Teresa, une Napolitaine qui travaille dans une entreprise d'informatique en Tchéquie, avait hâte, elle aussi, de revenir dans les salles obscures. Elle vient de voir Bloodshot, avec son petit ami, et arbore un large sourire.

C'est une expérience inédite. Cela ne m'était jamais arrivé, avant, de pouvoir profiter d'un film, juste à quatre personnes dans la salle. C’est cool. Et c’est aussi un avant goût du retour de la vie d’avant.

2. Des conditions drastiques pour rouvrir 

Katarina Bousova, directrice du Ciné Star, dans le centre de Prague, a dû adopter des mesures très strictes pour la réouverture
Katarina Bousova, directrice du Ciné Star, dans le centre de Prague, a dû adopter des mesures très strictes pour la réouverture © Radio France / Marie-Pierre Vérot

Pas tout à fait comme avant tout de même… Katarina Bousova la gérante se souvient par exemple de l’étonnement des premiers spectateurs qui ont trouvé le bar fermé. Pas de pop-corn, non plus, à leur grande déception. Il est alors encore interdit de vendre boissons et sucreries. De toutes façons, le port du masque, obligatoire durant la projection, empêcherait de grignoter…

Un rang sur deux est condamné, et un siège vide tous les deux fauteuils. Bien sûr, du gel désinfectant est à disposition à l’entrée de chaque salle. La réservation en ligne est conseillée, et les tickets moins chers qu’à la caisse.

Depuis le début de cette semaine, les règles ont été assouplies et tous les sièges peuvent désormais être occupés… Encore faut-il pouvoir renouveler les affiches. 

3. La reprise des tournages essentielle pour la Tchéquie

La pandémie ayant interrompu les tournages et les sorties, le programme à l’affiche est toujours celui du mois de mars.
La pandémie ayant interrompu les tournages et les sorties, le programme à l’affiche est toujours celui du mois de mars. © Radio France / Nicolas Mathias

Beaucoup de sorties ont été reportées. Les tournages interrompus. Les blockbusters américains tellement attendus en ce mois de mai ne seront pas au rendez-vous. 

"Le programme est quasiment identique à celui du mois de mars", regrette Katarina. De nouveaux films tchèques sont attendus au mois de juin. "J’espère que cela ira mieux."

En favorisant le repli de chaque pays sur lui, la pandémie aura peut-être pour effet de favoriser le regain du cinéma tchèque.

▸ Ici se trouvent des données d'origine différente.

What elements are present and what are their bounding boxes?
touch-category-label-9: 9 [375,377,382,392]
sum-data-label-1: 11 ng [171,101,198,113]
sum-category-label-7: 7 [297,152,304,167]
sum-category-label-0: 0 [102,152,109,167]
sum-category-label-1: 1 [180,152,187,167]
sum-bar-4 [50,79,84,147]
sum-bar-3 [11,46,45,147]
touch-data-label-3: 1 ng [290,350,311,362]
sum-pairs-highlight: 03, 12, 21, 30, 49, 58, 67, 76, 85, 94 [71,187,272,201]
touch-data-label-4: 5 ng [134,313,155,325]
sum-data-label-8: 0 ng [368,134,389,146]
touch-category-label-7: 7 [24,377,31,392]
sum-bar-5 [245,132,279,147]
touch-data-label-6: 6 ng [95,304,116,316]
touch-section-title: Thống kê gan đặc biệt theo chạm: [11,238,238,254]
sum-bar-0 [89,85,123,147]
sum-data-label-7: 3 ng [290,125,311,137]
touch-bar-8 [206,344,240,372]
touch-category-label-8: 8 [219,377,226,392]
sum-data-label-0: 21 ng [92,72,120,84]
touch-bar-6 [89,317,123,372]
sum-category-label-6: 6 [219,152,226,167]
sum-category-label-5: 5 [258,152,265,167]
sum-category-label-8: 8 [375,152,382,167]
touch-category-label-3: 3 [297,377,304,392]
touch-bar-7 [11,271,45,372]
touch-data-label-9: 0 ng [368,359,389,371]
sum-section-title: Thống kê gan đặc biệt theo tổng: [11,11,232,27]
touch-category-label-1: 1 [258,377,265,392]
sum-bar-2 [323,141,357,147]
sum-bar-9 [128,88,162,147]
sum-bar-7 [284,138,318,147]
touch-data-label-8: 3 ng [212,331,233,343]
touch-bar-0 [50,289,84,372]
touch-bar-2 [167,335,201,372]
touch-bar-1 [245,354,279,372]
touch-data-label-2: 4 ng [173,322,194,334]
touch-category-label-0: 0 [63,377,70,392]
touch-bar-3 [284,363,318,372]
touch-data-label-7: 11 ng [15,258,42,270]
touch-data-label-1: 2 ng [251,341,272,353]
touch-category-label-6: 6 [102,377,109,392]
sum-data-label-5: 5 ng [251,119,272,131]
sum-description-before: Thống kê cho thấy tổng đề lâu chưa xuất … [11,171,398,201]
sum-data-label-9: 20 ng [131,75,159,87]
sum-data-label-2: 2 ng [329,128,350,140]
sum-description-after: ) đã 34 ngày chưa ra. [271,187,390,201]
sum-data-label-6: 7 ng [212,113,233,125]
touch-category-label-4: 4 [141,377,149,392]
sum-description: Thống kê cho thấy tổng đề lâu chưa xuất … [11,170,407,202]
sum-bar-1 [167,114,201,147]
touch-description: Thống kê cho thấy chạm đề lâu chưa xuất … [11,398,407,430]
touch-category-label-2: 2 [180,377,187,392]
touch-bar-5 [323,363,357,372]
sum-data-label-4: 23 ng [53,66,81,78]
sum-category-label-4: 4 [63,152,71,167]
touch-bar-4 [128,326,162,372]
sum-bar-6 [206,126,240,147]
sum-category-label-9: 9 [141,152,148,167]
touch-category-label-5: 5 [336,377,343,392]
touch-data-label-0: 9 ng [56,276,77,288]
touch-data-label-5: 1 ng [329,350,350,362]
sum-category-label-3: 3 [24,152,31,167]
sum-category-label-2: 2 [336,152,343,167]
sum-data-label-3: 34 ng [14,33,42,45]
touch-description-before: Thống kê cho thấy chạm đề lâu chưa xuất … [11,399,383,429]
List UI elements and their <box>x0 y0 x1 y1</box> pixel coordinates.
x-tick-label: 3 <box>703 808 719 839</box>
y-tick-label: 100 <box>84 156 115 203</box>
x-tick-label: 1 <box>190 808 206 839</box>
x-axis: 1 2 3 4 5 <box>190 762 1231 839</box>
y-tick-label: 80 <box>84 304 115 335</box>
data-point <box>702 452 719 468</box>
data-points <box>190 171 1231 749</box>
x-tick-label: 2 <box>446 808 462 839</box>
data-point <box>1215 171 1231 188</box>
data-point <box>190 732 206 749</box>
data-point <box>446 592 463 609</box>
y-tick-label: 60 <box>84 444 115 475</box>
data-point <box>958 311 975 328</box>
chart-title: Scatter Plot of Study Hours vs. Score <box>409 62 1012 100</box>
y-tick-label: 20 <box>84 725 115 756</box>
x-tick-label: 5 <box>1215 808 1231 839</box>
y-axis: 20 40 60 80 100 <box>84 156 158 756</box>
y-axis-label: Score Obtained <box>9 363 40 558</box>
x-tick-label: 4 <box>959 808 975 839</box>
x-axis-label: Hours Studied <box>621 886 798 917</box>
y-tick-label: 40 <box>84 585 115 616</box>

Le mois dernier, le Fonds national tchèque pour la cinématographie a débloqué quelque 92 millions de couronnes (un peu plus de 3 millions d'euros) pour soutenir les salles et relancer la production audiovisuelle locale. 

Le retour des tournages de productions étrangères est aussi très attendu en Tchéquie. C'est l'un des pays préférés des grosses sociétés. Marvel devrait revenir, plusieurs tournages sont aussi prévus pour Netflix.

La manne n'est pas négligeable. L'an dernier, les tournages étrangers (pas loin de 80 films et séries) ont rapporté près de 9 milliards de couronnes (plus de 326 millions d’euros) à l’économie tchèque. C'est un record, dû notamment aux incitations fiscales dont bénéficient les productions cinématographiques internationales. 

L'arrêt dû à la pandémie a lui déjà coûté à l'industrie du cinéma en Tchéquie quelque 5 milliards de couronnes (185 millions d’euros).